Many children nowadays do one sport all year long and then do additional sports seasonally, but this does not give their bodies time to recover. Adult athletes, including professional and semi-pro athletes that we take care of, don’t train all year. They take breaks and let their body recover. Having young athletes continue training and competing without a break does a disservice to them in both skill development and in risk of injury.

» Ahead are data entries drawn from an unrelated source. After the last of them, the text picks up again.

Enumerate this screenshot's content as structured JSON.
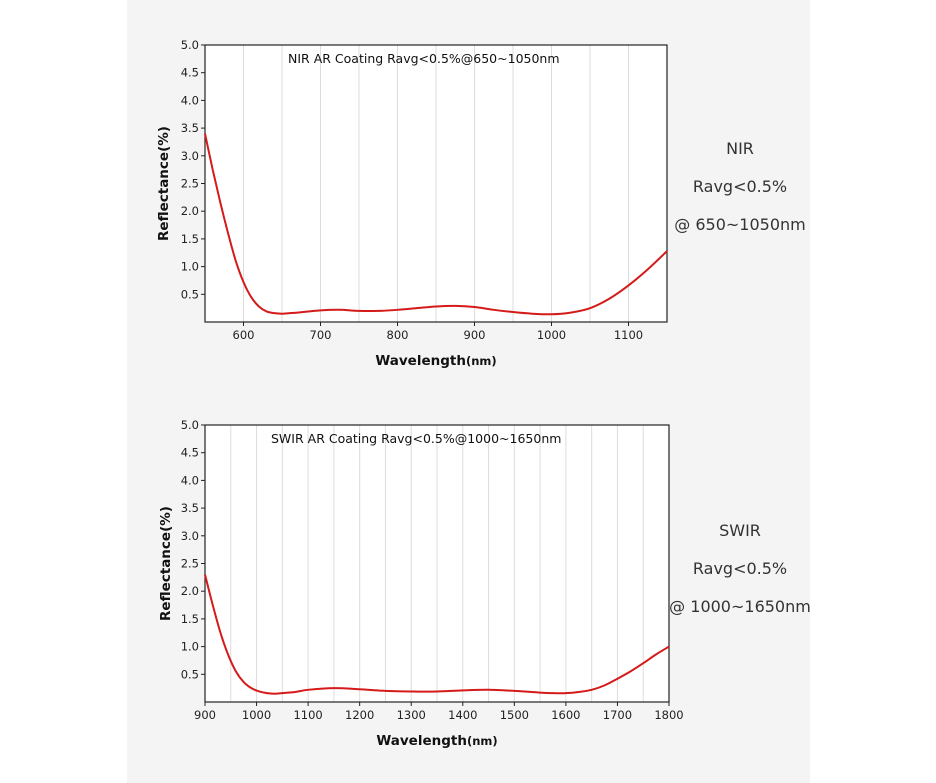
{
  "chart_data": [
    {
      "type": "line",
      "title": "NIR AR Coating Ravg<0.5%@650~1050nm",
      "xlabel": "Wavelength",
      "xunit": "(nm)",
      "ylabel": "Reflectance(%)",
      "xlim": [
        550,
        1150
      ],
      "ylim": [
        0,
        5.0
      ],
      "xticks": [
        600,
        700,
        800,
        900,
        1000,
        1100
      ],
      "yticks": [
        0.5,
        1.0,
        1.5,
        2.0,
        2.5,
        3.0,
        3.5,
        4.0,
        4.5,
        5.0
      ],
      "grid": true,
      "series": [
        {
          "color": "#d51a1a",
          "x": [
            550,
            560,
            570,
            580,
            590,
            600,
            610,
            620,
            630,
            640,
            650,
            660,
            670,
            700,
            725,
            750,
            775,
            800,
            825,
            850,
            875,
            900,
            925,
            950,
            975,
            1000,
            1025,
            1050,
            1075,
            1100,
            1125,
            1150
          ],
          "y": [
            3.4,
            2.75,
            2.15,
            1.6,
            1.1,
            0.72,
            0.45,
            0.28,
            0.19,
            0.16,
            0.15,
            0.16,
            0.17,
            0.21,
            0.22,
            0.2,
            0.2,
            0.22,
            0.25,
            0.28,
            0.29,
            0.27,
            0.22,
            0.18,
            0.15,
            0.14,
            0.17,
            0.25,
            0.42,
            0.66,
            0.95,
            1.28
          ]
        }
      ],
      "side_text": [
        "NIR",
        "Ravg<0.5%",
        "@ 650~1050nm"
      ]
    },
    {
      "type": "line",
      "title": "SWIR AR Coating Ravg<0.5%@1000~1650nm",
      "xlabel": "Wavelength",
      "xunit": "(nm)",
      "ylabel": "Reflectance(%)",
      "xlim": [
        900,
        1800
      ],
      "ylim": [
        0,
        5.0
      ],
      "xticks": [
        900,
        1000,
        1100,
        1200,
        1300,
        1400,
        1500,
        1600,
        1700,
        1800
      ],
      "yticks": [
        0.5,
        1.0,
        1.5,
        2.0,
        2.5,
        3.0,
        3.5,
        4.0,
        4.5,
        5.0
      ],
      "grid": true,
      "series": [
        {
          "color": "#d51a1a",
          "x": [
            900,
            915,
            930,
            945,
            960,
            975,
            990,
            1005,
            1020,
            1035,
            1050,
            1075,
            1100,
            1150,
            1200,
            1250,
            1300,
            1350,
            1400,
            1450,
            1500,
            1550,
            1575,
            1600,
            1625,
            1650,
            1675,
            1700,
            1725,
            1750,
            1775,
            1800
          ],
          "y": [
            2.3,
            1.75,
            1.25,
            0.85,
            0.55,
            0.36,
            0.25,
            0.19,
            0.16,
            0.15,
            0.16,
            0.18,
            0.22,
            0.25,
            0.23,
            0.2,
            0.19,
            0.19,
            0.21,
            0.22,
            0.2,
            0.17,
            0.16,
            0.16,
            0.18,
            0.22,
            0.3,
            0.42,
            0.55,
            0.7,
            0.86,
            1.0
          ]
        }
      ],
      "side_text": [
        "SWIR",
        "Ravg<0.5%",
        "@ 1000~1650nm"
      ]
    }
  ]
}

Until the junior or senior year of high school, kids should do a variety of sports. They should take breaks from running sports and do things like swimming so they can recover from the impact. Specialization at the end of high school and approaching college is acceptable, but children who are five or six years old and doing a single sport year-round may have problems.

What are some exercises for Sever’s disease?

Sever’s disease is when the growth plate in a child’s heel gets inflamed and aggravated. The child’s calves are often too tight. They may not have the strength within their hips to support their legs correctly, causing them to twist the growth plate. Physical therapy exercises will loosen up the muscles and make sure the mechanics are correct through their feet and through their hips.

My guideline for children with Sever’s or other growth plate issues is often limping. If the child can do their sport with a little bit of discomfort but nobody can see them favoring the joint or limping, then they’re safe to keep playing. If the child is limping during the sport or continuing to limp after the sport, then the child should stop playing temporarily and do physical therapy to fix the problem.